An official, Rosa Serrano, told radio station SER that the packages sent to both the Ukrainian embassy and Instalaza had the same return address.

In response to the letter bomb attacks, Spanish authorities increased security measures at public and diplomatic buildings. The Foreign Minister of Ukraine Dmytro Kuleba ordered that the security of all Ukrainian embassies be increased, and urged Spain to investigate the attack. Spain's High Court was reported to have opened an investigation for a possible case of terrorism.

In December 2022, Spanish authorities disclosed they believed the letters were postmarked from the city of Valladolid.

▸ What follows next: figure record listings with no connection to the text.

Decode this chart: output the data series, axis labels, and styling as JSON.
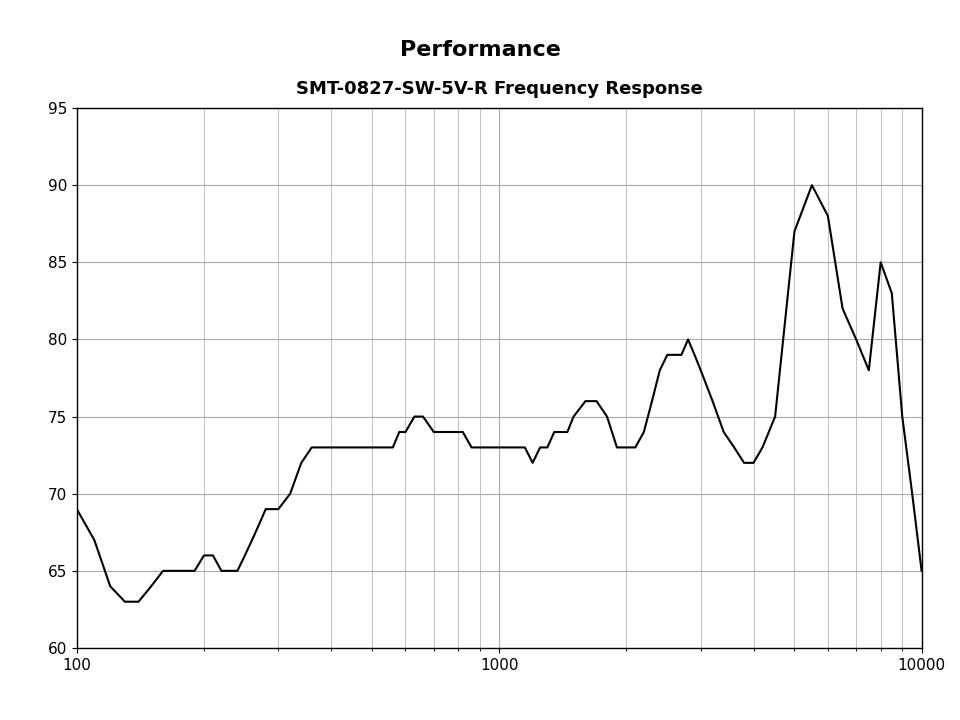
{
  "title": "Performance",
  "chart_title": "SMT-0827-SW-5V-R Frequency Response",
  "xlim": [
    100,
    10000
  ],
  "ylim": [
    60,
    95
  ],
  "yticks": [
    60,
    65,
    70,
    75,
    80,
    85,
    90,
    95
  ],
  "xticks": [
    100,
    1000,
    10000
  ],
  "background_color": "#ffffff",
  "line_color": "#000000",
  "grid_color": "#aaaaaa",
  "freq_data": [
    100,
    110,
    120,
    130,
    140,
    150,
    160,
    170,
    180,
    190,
    200,
    210,
    220,
    230,
    240,
    250,
    260,
    270,
    280,
    290,
    300,
    320,
    340,
    360,
    380,
    400,
    420,
    440,
    460,
    480,
    500,
    520,
    540,
    560,
    580,
    600,
    630,
    660,
    700,
    740,
    780,
    820,
    860,
    900,
    950,
    1000,
    1050,
    1100,
    1150,
    1200,
    1250,
    1300,
    1350,
    1400,
    1450,
    1500,
    1600,
    1700,
    1800,
    1900,
    2000,
    2100,
    2200,
    2300,
    2400,
    2500,
    2600,
    2700,
    2800,
    2900,
    3000,
    3200,
    3400,
    3600,
    3800,
    4000,
    4200,
    4500,
    5000,
    5500,
    6000,
    6500,
    7000,
    7500,
    8000,
    8500,
    9000,
    9500,
    10000
  ],
  "spl_data": [
    69,
    67,
    64,
    63,
    63,
    64,
    65,
    65,
    65,
    65,
    66,
    66,
    65,
    65,
    65,
    66,
    67,
    68,
    69,
    69,
    69,
    70,
    72,
    73,
    73,
    73,
    73,
    73,
    73,
    73,
    73,
    73,
    73,
    73,
    74,
    74,
    75,
    75,
    74,
    74,
    74,
    74,
    73,
    73,
    73,
    73,
    73,
    73,
    73,
    72,
    73,
    73,
    74,
    74,
    74,
    75,
    76,
    76,
    75,
    73,
    73,
    73,
    74,
    76,
    78,
    79,
    79,
    79,
    80,
    79,
    78,
    76,
    74,
    73,
    72,
    72,
    73,
    75,
    87,
    90,
    88,
    82,
    80,
    78,
    85,
    83,
    75,
    70,
    65
  ]
}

According to a January 2023 New York Times report citing unnamed U.S. officials, Spanish investigators and their Western foreign counterparts have come to believe that the letter bomb attacks were perpetrated by the Russian Imperial Movement acting on behalf of Russian intelligence. U.S. officials had also suspected Russian military intelligence officers of directing associates of a white supremacist militant group to carry out the attacks.

===Arrest of suspect===
On 26 January 2023, a 74-year-old Spanish citizen was arrested by Spanish police on suspicion of sending the letter bombs. The Spanish Interior Ministry reported that there were no indications of any association with far-right organizations or Russia. They stated that they believed the suspect was responsible for making and sending all six letter bombs himself, but that the possibility of "participation or influence of other people" was not ruled out. On 23 July 2024, the Audiencia Nacional sentenced the suspect, identified as Pompeyo González Pascual, to 18 years' imprisonment for sending the bombs.